The king saw the invention and instead of using it on criminals he used it first on the inventor himself although there are versions that say the King let him out before he died.

https://en.wikipedia.org/wiki/Brazen_bull

2rr1409.jpg
 

Lykanized

Well-known member
Now this reminds me of The Warden by Chelsea Wolfe. I love that song because it's a love song, but it describes falling in love as something torturous, literally torturous
 

Lykanized

Well-known member
I will look it up :)
She's pretty unique because she has such a sweet voice, but she combines it with harsher music genres and depressing lyrics and experiments with goth, electronic, amongst others. I read that she resented the fact she didn't have a brash rock voice like Kurt Cobain or something, but she just rocks her own voice
 

Lykanized

Well-known member
https://www.youtube.com/watch?v=fiwBe8GX-HU

"The saw in the hands it's white as snow
The heavy endless weight on my heels it's cold
The water on my head but I won't speak of you
The hall and the rack and the wheel, it's true

And when it turns the hole in my vision fills with you

The cold and the loud and they won't let me sleep
I've been dragged on the floor and my blood earns my keep
My body holds a picture of the sun - it's you
The warden bore a hole in my skull, it's true
Tore off my limbs and my breasts
The heart, it's heavy in the chest

And when it turns the hole in my vision fills with you

(Hole, rack, wheel, time
Heart, thorn, knees, blight
Hand, hold, bright white
Whole head feels light)

Tore off my limbs and my breasts
The heart, it's heavy in the chest
Pulled out my tongue so I can't speak the truth
The picture in my vision, it's the sun, it's you"

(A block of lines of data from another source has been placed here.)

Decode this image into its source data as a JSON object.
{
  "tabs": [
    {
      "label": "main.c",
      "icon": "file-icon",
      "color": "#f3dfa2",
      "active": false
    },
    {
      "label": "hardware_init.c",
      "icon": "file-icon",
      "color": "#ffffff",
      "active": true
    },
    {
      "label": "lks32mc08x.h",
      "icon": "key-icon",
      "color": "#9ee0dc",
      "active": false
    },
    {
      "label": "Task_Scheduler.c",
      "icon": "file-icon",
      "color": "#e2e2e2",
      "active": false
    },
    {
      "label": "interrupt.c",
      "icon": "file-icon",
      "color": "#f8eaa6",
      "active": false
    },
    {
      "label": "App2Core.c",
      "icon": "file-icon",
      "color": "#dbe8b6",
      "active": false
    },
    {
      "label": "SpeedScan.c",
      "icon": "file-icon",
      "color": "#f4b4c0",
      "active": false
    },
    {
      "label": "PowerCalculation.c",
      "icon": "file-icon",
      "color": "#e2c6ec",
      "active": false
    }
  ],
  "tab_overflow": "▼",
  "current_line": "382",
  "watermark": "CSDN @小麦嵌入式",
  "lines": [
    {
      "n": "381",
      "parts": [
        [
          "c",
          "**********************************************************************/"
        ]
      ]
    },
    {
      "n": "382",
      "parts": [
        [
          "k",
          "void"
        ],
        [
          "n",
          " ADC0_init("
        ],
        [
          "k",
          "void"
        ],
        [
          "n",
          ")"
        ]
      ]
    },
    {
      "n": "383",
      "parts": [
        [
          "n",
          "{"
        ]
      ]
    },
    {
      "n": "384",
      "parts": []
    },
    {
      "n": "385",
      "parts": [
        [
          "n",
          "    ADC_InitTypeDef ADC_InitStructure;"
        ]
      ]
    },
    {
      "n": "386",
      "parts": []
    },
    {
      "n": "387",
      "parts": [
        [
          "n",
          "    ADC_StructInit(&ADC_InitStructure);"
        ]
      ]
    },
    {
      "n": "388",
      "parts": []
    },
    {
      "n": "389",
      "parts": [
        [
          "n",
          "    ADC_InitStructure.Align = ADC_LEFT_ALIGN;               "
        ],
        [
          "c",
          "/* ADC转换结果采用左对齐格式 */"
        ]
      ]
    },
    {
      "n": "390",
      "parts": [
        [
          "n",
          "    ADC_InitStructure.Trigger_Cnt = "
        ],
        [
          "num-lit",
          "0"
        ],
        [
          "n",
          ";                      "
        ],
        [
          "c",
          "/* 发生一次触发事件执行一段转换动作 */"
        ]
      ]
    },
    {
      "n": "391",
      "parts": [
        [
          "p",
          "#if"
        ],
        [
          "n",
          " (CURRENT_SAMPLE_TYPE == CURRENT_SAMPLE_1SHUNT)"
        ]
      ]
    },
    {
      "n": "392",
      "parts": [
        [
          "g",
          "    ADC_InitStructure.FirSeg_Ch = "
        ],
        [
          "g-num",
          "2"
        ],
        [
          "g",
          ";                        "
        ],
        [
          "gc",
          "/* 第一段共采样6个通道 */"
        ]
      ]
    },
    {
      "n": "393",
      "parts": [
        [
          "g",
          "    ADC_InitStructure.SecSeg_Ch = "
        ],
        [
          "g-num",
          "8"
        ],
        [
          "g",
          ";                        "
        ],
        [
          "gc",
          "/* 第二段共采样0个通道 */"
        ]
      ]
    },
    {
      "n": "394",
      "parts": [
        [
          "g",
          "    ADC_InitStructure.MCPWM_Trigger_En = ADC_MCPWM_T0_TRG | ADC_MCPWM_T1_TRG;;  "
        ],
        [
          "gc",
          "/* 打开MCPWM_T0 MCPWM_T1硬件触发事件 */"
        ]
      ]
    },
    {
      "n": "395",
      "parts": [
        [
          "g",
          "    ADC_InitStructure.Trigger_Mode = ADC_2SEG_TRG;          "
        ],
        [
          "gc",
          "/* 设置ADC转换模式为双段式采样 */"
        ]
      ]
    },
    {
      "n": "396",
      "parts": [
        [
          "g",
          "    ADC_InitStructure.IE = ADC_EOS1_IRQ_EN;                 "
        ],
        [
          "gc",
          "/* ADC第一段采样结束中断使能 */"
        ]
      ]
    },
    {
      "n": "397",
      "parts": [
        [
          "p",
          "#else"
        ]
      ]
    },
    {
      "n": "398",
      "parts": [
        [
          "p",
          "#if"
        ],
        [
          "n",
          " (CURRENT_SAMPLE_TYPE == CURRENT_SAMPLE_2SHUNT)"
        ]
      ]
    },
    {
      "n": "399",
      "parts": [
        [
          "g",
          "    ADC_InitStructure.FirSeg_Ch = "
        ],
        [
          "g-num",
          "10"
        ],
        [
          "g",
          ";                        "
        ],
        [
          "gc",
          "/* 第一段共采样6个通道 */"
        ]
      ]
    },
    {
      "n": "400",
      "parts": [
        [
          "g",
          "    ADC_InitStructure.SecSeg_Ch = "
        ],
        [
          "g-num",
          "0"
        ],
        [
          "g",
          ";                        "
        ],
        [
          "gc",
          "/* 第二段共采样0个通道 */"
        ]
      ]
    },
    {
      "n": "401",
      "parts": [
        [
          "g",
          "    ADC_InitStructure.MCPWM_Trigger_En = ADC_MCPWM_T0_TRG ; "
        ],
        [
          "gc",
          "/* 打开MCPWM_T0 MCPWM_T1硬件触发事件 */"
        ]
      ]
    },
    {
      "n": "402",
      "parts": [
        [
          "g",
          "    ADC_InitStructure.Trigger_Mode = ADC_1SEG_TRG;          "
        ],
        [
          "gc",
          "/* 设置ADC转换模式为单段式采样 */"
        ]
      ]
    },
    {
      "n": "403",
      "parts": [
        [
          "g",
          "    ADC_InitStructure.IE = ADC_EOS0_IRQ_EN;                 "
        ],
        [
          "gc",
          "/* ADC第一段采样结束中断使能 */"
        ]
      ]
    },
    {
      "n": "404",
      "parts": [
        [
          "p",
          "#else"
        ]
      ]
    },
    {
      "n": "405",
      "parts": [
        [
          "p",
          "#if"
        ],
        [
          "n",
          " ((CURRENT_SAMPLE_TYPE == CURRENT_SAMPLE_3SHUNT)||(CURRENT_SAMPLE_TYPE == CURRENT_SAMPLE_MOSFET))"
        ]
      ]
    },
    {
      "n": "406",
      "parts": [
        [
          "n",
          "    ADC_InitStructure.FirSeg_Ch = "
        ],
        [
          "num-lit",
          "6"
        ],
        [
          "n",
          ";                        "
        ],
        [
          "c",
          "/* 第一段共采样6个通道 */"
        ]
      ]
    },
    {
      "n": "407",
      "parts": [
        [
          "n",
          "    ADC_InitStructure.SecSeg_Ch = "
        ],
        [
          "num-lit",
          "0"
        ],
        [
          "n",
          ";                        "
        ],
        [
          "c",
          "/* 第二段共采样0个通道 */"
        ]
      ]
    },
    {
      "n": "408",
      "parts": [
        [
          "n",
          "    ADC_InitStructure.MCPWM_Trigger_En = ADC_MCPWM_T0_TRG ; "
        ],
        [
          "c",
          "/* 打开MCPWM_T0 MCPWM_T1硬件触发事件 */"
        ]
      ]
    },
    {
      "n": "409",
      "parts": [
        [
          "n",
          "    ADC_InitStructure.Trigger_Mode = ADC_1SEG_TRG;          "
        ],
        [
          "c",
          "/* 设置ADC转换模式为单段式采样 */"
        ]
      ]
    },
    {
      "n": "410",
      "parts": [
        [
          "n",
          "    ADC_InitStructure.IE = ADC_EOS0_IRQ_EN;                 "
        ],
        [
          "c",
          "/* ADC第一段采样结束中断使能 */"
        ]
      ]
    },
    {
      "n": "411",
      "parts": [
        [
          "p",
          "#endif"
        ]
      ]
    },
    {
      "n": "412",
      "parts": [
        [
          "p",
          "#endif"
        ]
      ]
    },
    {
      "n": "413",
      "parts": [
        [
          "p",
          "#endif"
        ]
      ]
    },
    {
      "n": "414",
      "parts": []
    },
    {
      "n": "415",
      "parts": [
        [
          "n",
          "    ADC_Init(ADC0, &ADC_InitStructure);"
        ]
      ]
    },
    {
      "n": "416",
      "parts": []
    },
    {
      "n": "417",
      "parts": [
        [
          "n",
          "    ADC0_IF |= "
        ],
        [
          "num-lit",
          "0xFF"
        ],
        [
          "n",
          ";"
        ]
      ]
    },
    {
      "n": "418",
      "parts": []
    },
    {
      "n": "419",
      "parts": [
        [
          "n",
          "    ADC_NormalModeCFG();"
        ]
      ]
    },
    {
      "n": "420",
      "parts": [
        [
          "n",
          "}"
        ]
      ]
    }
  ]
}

It's so wow...Such intense and harsh lyrics, but it's about love. It's like what they say in writing. Show it, don't tell. A lot of writers wouldn't be so shameless in their imagery of feeling so tortured by this obsession and love
 

Ukpoohbear

Well-known member
Show it don't tell, that is such a good way to describe how to write.

She is drowning but she still wont speak a bad word about him. Tore of her limbs and her breast, she cant get away and she doesn't feel like a woman and all she sees is him. Wow.

Show don't tell. We should try write a poem with showing and not telling. I could not write as good as that though!